As Santas Casas de Misericórdia são instituições que exemplificam a moral cristã lusitana em ação. Criada em 1498, em Lisboa, sob a tutela da família real portuguesa, a Santa Casa de Misericórdia refletiu um momento de modernização das organizações benemerentes do período medieval. Desde a Reforma Protestante e a Contrarreforma Católica, iniciou-se um movimento de reconceitualização da caridade. Questionou-se especialmente a definição do público-alvo das ações benemerentes, criando-se categorias de pobres merecedores e não merecedores. Além disso, buscou-se uma maior racionalização do uso dos recursos dessas instituições, o que resultou em uma maior burocratização da estrutura administrativa e na incorporação de autoridades civis na gestão dessas entidades (FRANCO, 2014; GANDELMAN, 2005). Desde a criação da Santa Casa de Lisboa, a coroa portuguesa concedeu um conjunto de incentivos, além da recomendação expressa do Rei às câmaras das cidades, com o objetivo de proliferar essa instituição no país. Como resultado, a organização se disseminou, tornando-se presente em boa parte do território português. Embora cada Santa Casa tivesse autonomia administrativa, havia influência do poder régio que direcionava para a padronização da atuação dessas organizações.

As Misericórdias também tiveram um papel importante na expansão do império português, fato que foi fundamental para a importação da perspectiva lusitana de caridade para o Brasil. Assim como ocorria em Portugal, a Coroa era ativa na promoção dessas instituições em suas colônias, concedendo privilégios e incentivos fiscais. Boxer (1969, p. 282) coloca as Santas Casas ao lado das Câmaras Coloniais como integrantes do binômio de sustentação administrativa e cultural das colônias portuguesas.

De maneiras diferentes, a Câmara e a Misericórdia forneceram uma forma de representação e de refúgio para todas as classes da sociedade portuguesa.
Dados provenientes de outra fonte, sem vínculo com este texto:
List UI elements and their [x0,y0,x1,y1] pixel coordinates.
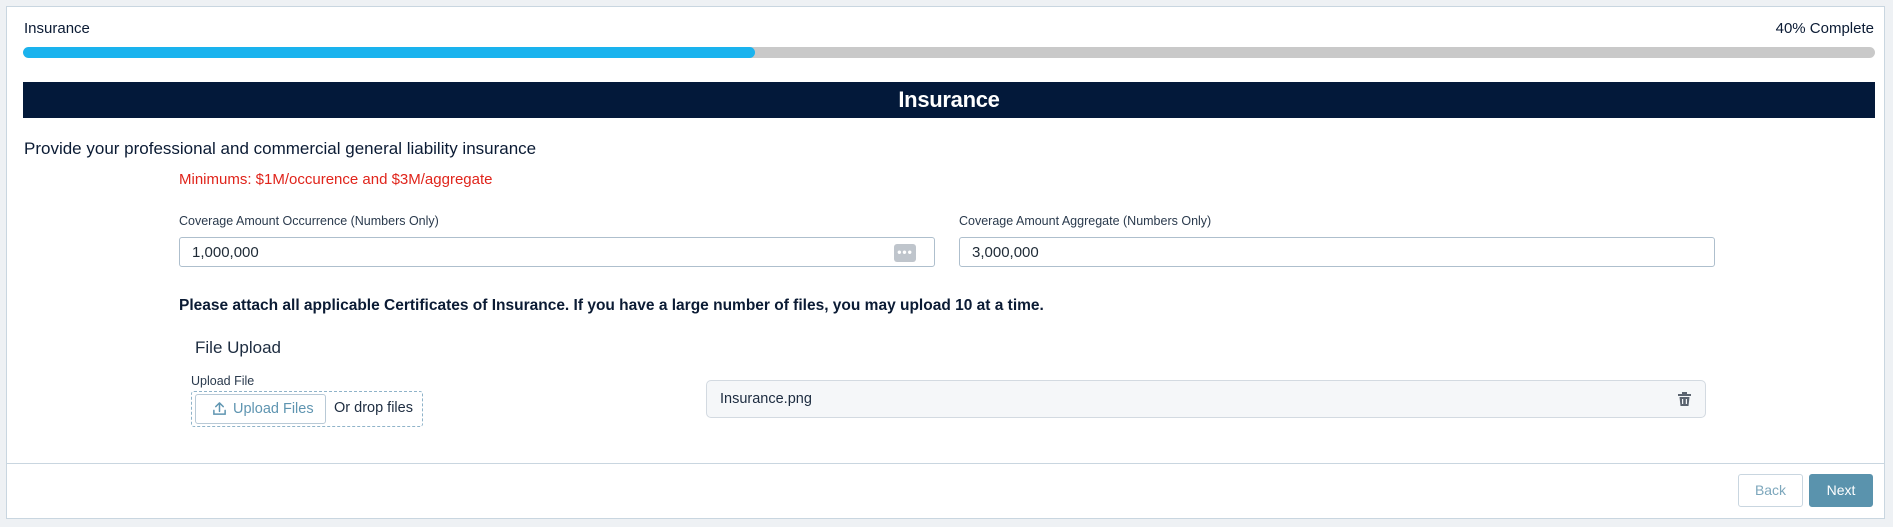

Um estudo destas duas instituições mostra que o bem que fizeram compensou de longe as ocasionais imperfeições de seus membros. As maneiras como o Conselho Municipal e a Santa Casa da Misericórdia se adaptaram a meios tão variados e exóticos desde o Brasil ao Japão, mantendo laços tão estreitos com a suas origens medievais europeias, exemplifica bem o conservantismo, a capacidade de recuperação e a tenacidade dos Portugueses no ultramar.
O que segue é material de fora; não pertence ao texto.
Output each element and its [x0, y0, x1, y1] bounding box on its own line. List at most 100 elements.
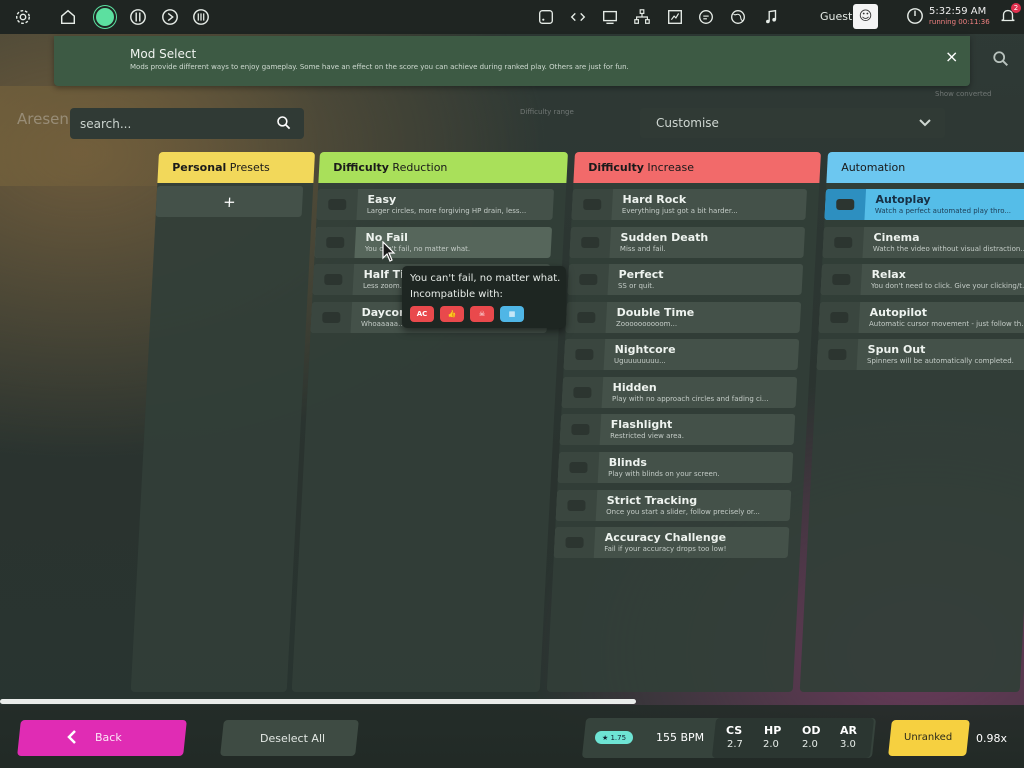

No Brasil, as primeiras Misericórdias foram fundadas em Olinda (1539) e em Santos (1545). Ao final do século XVI, haviam sido fundadas sete instituições. No século XVII foram criadas mais duas Santas Casas. No decorrer do domínio português, o número de Misericórdias foi sendo elevado paulatinamente, chegando a 25 em 1822 – ano da independência brasileira. A ruptura com a metrópole portuguesa não foi acompanhada de uma transformação na concepção filantrópica de ajuda aos pobres. O padrão português consolidado pelas Misericórdias foi mantido durante o período imperial, o que difere do ocorrido em países vizinhos de colonização espanhola, como a Argentina e o Uruguai, em que as instituições assistenciais foram reformadas a partir das dinâmicas da política local (TOMASCHEWSKI, 2007). No Brasil, o modelo das Misericórdias foi fortalecido, consolidando-se como o principal canal de acesso à assistência médica e material por parte dos mais necessitados. A importância que o governo imperial conferia às Santas Casas era tanta que outras instituições de caridade buscaram adquirir o status de Misericórdia para usufruir das benesses ofertadas pelo Estado (TOMASCHEWSKI, 2007).